As autoridades de Londres emitiram um aviso severo antes da manifestação anual do Dia de Al-Quds, no domingo, dizendo que os participantes poderão ser detidos por entoarem slogans de “intifada”, exibirem símbolos proibidos ou demonstrarem apoio a grupos proibidos.O Serviço de Polícia Metropolitana disse que os policiais “agirão de forma decisiva” se os manifestantes ultrapassarem os limites do discurso de ódio ou apoiarem organizações proibidas pela lei do Reino Unido. Espera-se que cerca de 12 mil pessoas participem na manifestação, que expressa solidariedade com os direitos palestinos e é tradicionalmente celebrada na última sexta-feira do Ramadã.
Marcha proibida, apenas protestos estáticos são permitidos
A marcha anual pelo centro de Londres foi proibida este ano depois que Shabana Mahmood, a secretária do Inside do Reino Unido, aprovou um pedido de restrições da polícia.Em vez disso, os manifestantes poderão realizar um protesto estático de duas horas entre 13h e 15h ao longo de Albert Embankment, na margem sul do rio Tâmisa.A polícia disse que a medida period necessária para evitar confrontos entre grupos rivais e administrar o que descreveu como uma situação potencialmente volátil.“Este é um conjunto único de circunstâncias e precisávamos de um plano táctico único”, disse Ade Adelekan, acrescentando que a decisão de proibir as marchas não foi tomada de ânimo leve.
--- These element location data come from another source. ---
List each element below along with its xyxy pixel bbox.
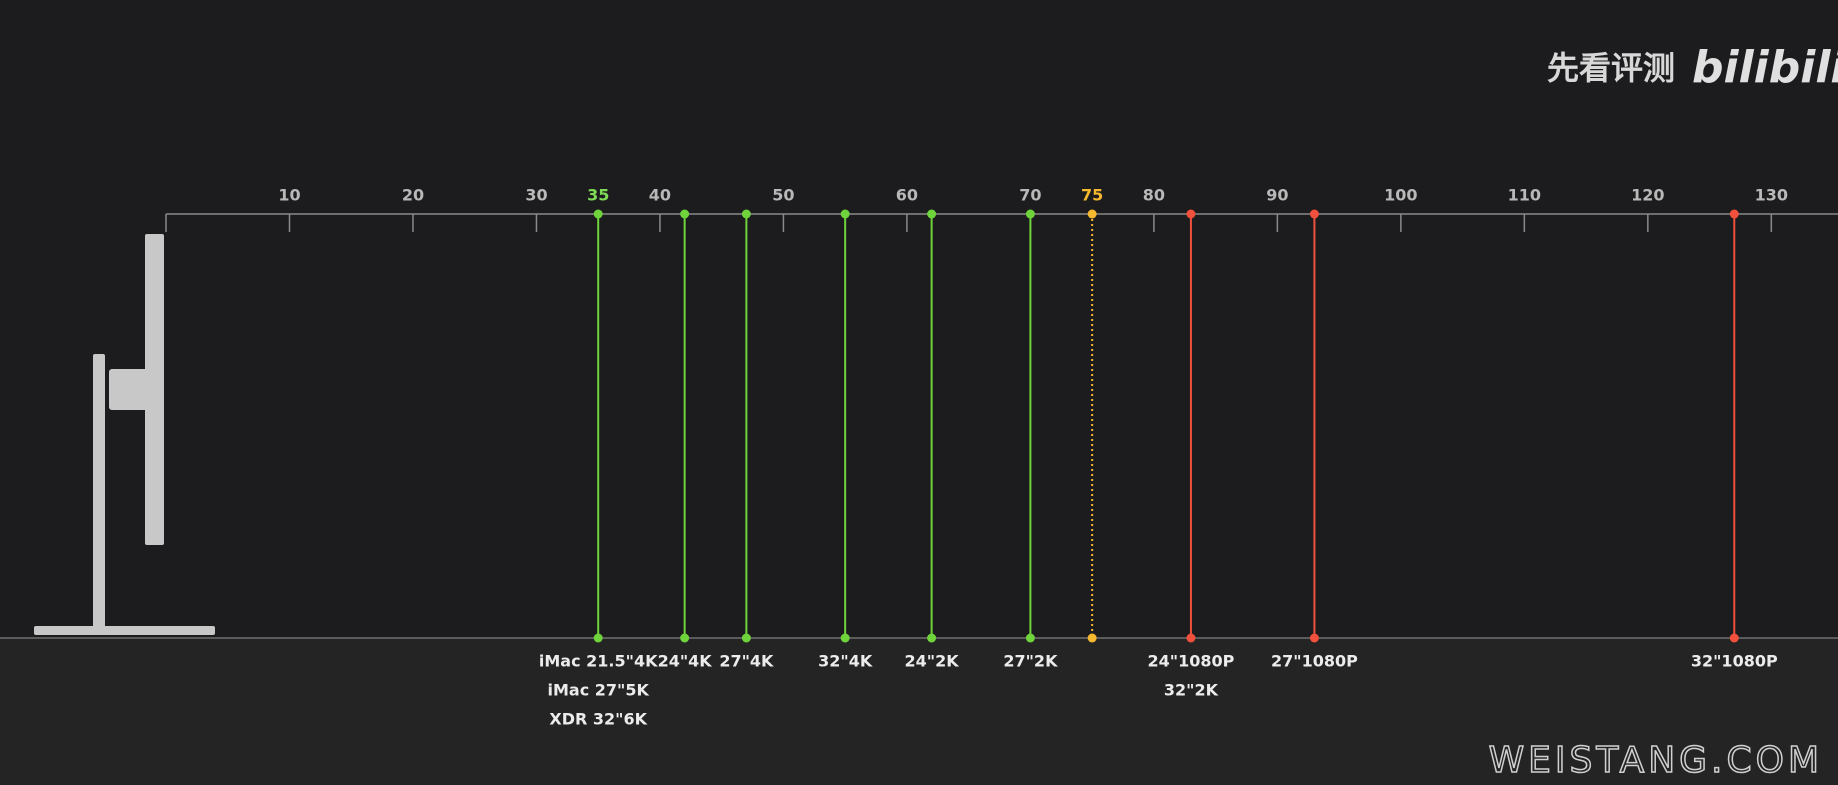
- x-tick-label: 50: [772, 186, 794, 205]
- channel-name: 先看评测: [1547, 49, 1675, 87]
- marker-dot-top: [1186, 209, 1196, 219]
- monitor-label: 24"1080P: [1148, 652, 1235, 671]
- marker-dot-top: [927, 209, 937, 219]
- x-tick-label: 130: [1755, 186, 1788, 205]
- monitor-label: 32"2K: [1164, 681, 1219, 700]
- monitor-label: XDR 32"6K: [549, 710, 647, 729]
- x-tick-label: 120: [1631, 186, 1664, 205]
- x-tick-label: 40: [649, 186, 671, 205]
- marker-dot-top: [593, 209, 603, 219]
- plot-background: [0, 0, 1838, 638]
- x-tick-label: 90: [1266, 186, 1288, 205]
- x-tick-label: 70: [1019, 186, 1041, 205]
- highlight-tick-label: 75: [1081, 186, 1103, 205]
- monitor-label: 24"4K: [658, 652, 713, 671]
- marker-dot-bottom: [680, 633, 690, 643]
- monitor-label: 32"1080P: [1691, 652, 1778, 671]
- x-tick-label: 110: [1508, 186, 1541, 205]
- marker-dot-top: [741, 209, 751, 219]
- highlight-tick-label: 35: [587, 186, 609, 205]
- watermark: WEISTANG.COM: [1489, 740, 1823, 781]
- marker-dot-bottom: [1025, 633, 1035, 643]
- marker-dot-top: [1729, 209, 1739, 219]
- marker-dot-top: [1087, 209, 1097, 219]
- footer-background: [0, 638, 1838, 785]
- marker-dot-bottom: [593, 633, 603, 643]
- monitor-illustration: [34, 234, 215, 635]
- marker-dot-bottom: [1087, 633, 1097, 643]
- x-tick-label: 60: [896, 186, 918, 205]
- monitor-screen: [145, 234, 164, 545]
- monitor-label: 24"2K: [905, 652, 960, 671]
- x-tick-label: 80: [1143, 186, 1165, 205]
- marker-dot-bottom: [1309, 633, 1319, 643]
- monitor-label: 27"1080P: [1271, 652, 1358, 671]
- x-tick-label: 100: [1384, 186, 1417, 205]
- monitor-label: 32"4K: [818, 652, 873, 671]
- marker-dot-bottom: [1186, 633, 1196, 643]
- marker-dot-top: [1025, 209, 1035, 219]
- monitor-label: iMac 27"5K: [548, 681, 650, 700]
- monitor-base: [34, 626, 215, 635]
- marker-dot-top: [840, 209, 850, 219]
- monitor-label: 27"2K: [1003, 652, 1058, 671]
- monitor-stand: [93, 354, 105, 629]
- brand-logo: bilibili: [1692, 42, 1838, 93]
- x-tick-label: 30: [525, 186, 547, 205]
- monitor-label: 27"4K: [719, 652, 774, 671]
- marker-dot-top: [680, 209, 690, 219]
- monitor-label: iMac 21.5"4K: [539, 652, 658, 671]
- marker-dot-top: [1309, 209, 1319, 219]
- marker-dot-bottom: [1729, 633, 1739, 643]
- x-tick-label: 20: [402, 186, 424, 205]
- x-tick-label: 10: [278, 186, 300, 205]
- marker-dot-bottom: [840, 633, 850, 643]
- marker-dot-bottom: [927, 633, 937, 643]
- marker-dot-bottom: [741, 633, 751, 643]
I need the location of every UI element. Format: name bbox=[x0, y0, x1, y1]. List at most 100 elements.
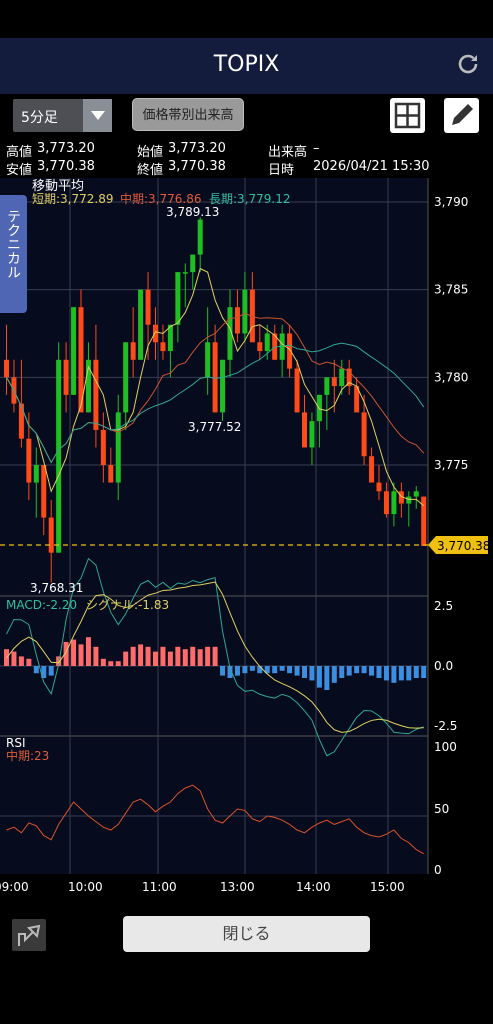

Tâmisa separará manifestantes e contra-manifestantes
As autoridades usarão o rio Tâmisa como uma barreira física para separar o comício principal das contramanifestações – uma tática que se acredita ser a primeira da Scotland Yard.Enquanto os manifestantes do Dia de Al-Quds se reunirão perto das pontes Vauxhall e Lambeth, espera-se que os contra-manifestantes – incluindo grupos pró-Israel, críticos do regime do Irão e activistas exilados iranianos – se reúnam do outro lado do rio, perto de Millbank.A Ponte Lambeth será fechada ao público, exceto para veículos de emergência, e unidades de policiamento marítimo patrulharão o rio para garantir que os dois lados permaneçam separados.
Alerta sobre slogans de ‘intifada’
A polícia reiterou que cânticos apelando à “intifada” poderiam levar a detenções dependendo do contexto.A palavra árabe significa “revolta” ou “resistência”, mas alguns grupos judaicos dizem que a frase tem sido cada vez mais usada como um apelo à violência contra os judeus.“Os oficiais no terreno serão informados sobre cartazes, bandeiras e cânticos que ultrapassam os limites do crime de ódio ou do apoio a uma organização proscrita”, disse Adelekan.Qualquer pessoa que tentasse marchar ou encorajasse outros a fazê-lo também poderia ser detida.
Polêmica em torno do rali
A manifestação é organizada pela Comissão Islâmica de Direitos Humanos, que defende o evento como uma manifestação pacífica que ocorre há décadas.No entanto, marchas anteriores geraram controvérsia depois de alguns participantes terem sido vistos carregando bandeiras ligadas ao Hezbollah, um grupo designado como organização terrorista pelo governo do Reino Unido, e entoando slogans hostis a Israel e aos EUA.Os organizadores disseram que alertaram os participantes para não exibirem símbolos associados a grupos proibidos.
Segurança pesada em toda a cidade
A polícia afirma que cerca de 1.000 agentes serão destacados para o centro de Londres, com patrulhas adicionais em torno de locais de culto, embaixadas e centros comunitários.As restrições, as primeiras impostas a uma marcha do Dia de Al-Quds desde 2012, aplicar-se-ão apenas a estas manifestações e não pretendem estabelecer um precedente, disse a polícia.As autoridades esperam um fim de semana desafiador, mas enfatizaram que o objetivo é permitir protestos legais e, ao mesmo tempo, prevenir a desordem.